Sein 2017 erschienenes Buch trägt den Titel „Hoffnungsland: Eine neue deutsche Wirklichkeit“. Klingt das nicht revolutionär? Die breite gesellschaftliche „Mitte“, deren Präferenz ausschlaggebend für Wahlen ist, müsste eigentlich aufhorchen. Sie war bislang mit der „deutschen Wirklichkeit“ zufrieden: Wohlstand, Stabilität, Sicherheit und Ordnung. Immer mehr Menschen wird allmählich bewusst, dass die „deutsche Wirklichkeit“ nicht ewig so wie gewohnt bleiben wird; der Druck der immer zahlreicher und drängender werdenden Probleme wird immer größer.
Wenn die Wählerinnen und Wähler auf Scholz setzen, dann wohl auch deshalb, weil sie denken, dass er eher in der Lage ist, die Probleme zu lösen. Der technokratische Politikertyp zeichnet sich durch die Vielzahl der übernommenen Ämter und Posten aus. Er ist der Polit-Allrounder, der jede „Verantwortung“ im Partei- und Regierungsapparat übernimmt und sich jeder „Herausforderung“ stellt. Trotz der lange Zeit miserablen Umfrageergebnisse hat er unbeirrt Zuversicht in seiner Partei verbreiten, sich absolut siegessicher geben und aufpassen, dass er keine gravierenden Fehler begeht. Und: Schlümpfe sind nicht nur klein, listig und gewinnen immer, sondern haben auch Glück.
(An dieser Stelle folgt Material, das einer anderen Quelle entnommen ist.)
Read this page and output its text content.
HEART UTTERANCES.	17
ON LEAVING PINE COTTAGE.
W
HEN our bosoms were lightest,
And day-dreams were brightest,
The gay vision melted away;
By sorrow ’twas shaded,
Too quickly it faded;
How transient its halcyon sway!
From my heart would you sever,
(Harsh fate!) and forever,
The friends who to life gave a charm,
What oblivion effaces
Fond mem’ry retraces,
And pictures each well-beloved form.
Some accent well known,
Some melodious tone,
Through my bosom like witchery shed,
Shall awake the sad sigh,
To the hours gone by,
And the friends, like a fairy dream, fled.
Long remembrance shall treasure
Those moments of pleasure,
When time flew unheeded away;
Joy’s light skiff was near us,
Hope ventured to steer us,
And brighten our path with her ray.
Für die Miesere der CDU nur Armin Laschet verantwortlich zu machen, wäre unfair. Letztendlich ist er der Kandidat der Parteiführung, denn diese hat mit ihrer Entscheidung den Weg in das Desaster eingeschlagen. Das Festhalten an überkommenen Entscheidungsmechanismen und die Macht des Partei-Establishments erweist sich spätestens jetzt als ein ernsthaftes Problem der bürgerlichen Konservativen. Die SPD ist ihr voraus, sie hat sich zumindest etwas erneuert. Die Wahl des Führungsduo durch die Parteimitglieder bedeutet eine Abkehr von der üblichen Wahlprozedur und stärkt die innerparteiliche Demokratie. Mit der Nominierung von Scholz ist ebenfalls ein Bruch vollzogen worden: der Parteivorsitzende wird nicht mehr automatisch auch Kanzlerkandidat. Für Scholz dürfte der Posten an der Regierungsspitze ohnehin wichtiger sein, als gemeinsam mit einer Genossin die SPD zu führen.
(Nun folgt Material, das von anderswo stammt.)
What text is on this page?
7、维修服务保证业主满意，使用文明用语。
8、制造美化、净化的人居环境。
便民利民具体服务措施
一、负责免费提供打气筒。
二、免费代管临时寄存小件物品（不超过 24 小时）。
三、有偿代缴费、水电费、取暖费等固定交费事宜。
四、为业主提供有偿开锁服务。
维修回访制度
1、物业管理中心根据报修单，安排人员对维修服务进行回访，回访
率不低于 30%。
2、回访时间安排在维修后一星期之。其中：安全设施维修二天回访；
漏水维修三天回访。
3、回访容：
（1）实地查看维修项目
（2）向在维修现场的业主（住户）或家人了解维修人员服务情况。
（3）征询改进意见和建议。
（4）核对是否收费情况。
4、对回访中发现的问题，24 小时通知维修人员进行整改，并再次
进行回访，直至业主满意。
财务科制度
An der CDU-Parteibasis herrscht längst großer Frust über die als „Vergewaltigung“ empfundene Entscheidung, Laschet zu nominieren. Er konnte die Vorbehalte gegen ihn nicht ausräumen, die Stimmung nicht zu seinen Gunsten drehen und beweisen, dass er „Kanzler kann“. Um den Abwärtstrend aufzuhalten und seien Chancen auf das Kanzleramt zu wahren, bräuchte er einen oder mehrere Joker, mit denen er auftrumpfen könnte. Aber diese hat die CDU nicht. Die Partei der Mitte ist mehr denn je eine Partei der Mittelmäßigen. Bezeichnend für ihre Lage ist, dass Merz wieder in die politische Arena zurückkam, als Hoffnungsträger gefeiert wurde, aber dann überraschend bei der Wahl zum Parteivorsitzenden scheiterte.
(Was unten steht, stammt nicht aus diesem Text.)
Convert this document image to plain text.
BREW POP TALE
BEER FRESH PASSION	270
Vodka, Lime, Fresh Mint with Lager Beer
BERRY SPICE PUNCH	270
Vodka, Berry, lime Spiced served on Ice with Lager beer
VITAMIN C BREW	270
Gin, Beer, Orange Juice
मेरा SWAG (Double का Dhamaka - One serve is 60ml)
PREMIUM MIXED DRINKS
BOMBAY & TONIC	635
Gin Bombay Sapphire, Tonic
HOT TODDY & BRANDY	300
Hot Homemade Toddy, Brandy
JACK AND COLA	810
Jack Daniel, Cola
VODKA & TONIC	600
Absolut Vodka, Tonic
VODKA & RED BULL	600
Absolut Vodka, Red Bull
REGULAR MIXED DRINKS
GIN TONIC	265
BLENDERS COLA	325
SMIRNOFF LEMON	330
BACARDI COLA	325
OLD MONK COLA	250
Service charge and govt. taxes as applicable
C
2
Das von Laschet angekündigte Team soll die Wende im Wahlkampf bringen, aber mehr als ein B-Team hat die CDU nicht aufzubieten. Auf Umfragen kann sicherlich nicht immer vertraut werden, aber die CDU und ihr Kanzlerkandidat sind kurz vor der Wahl offensichtlich in einen Abwärtsstrudel geraten. Jetzt kann sie nur noch ein Wunder retten. Es sieht aber ganz danach aus, dass Deutschland nach 16 Jahren unter der Merkel-Raute bald von einem schlumpfig grinsenden Bundeskanzler regiert wird.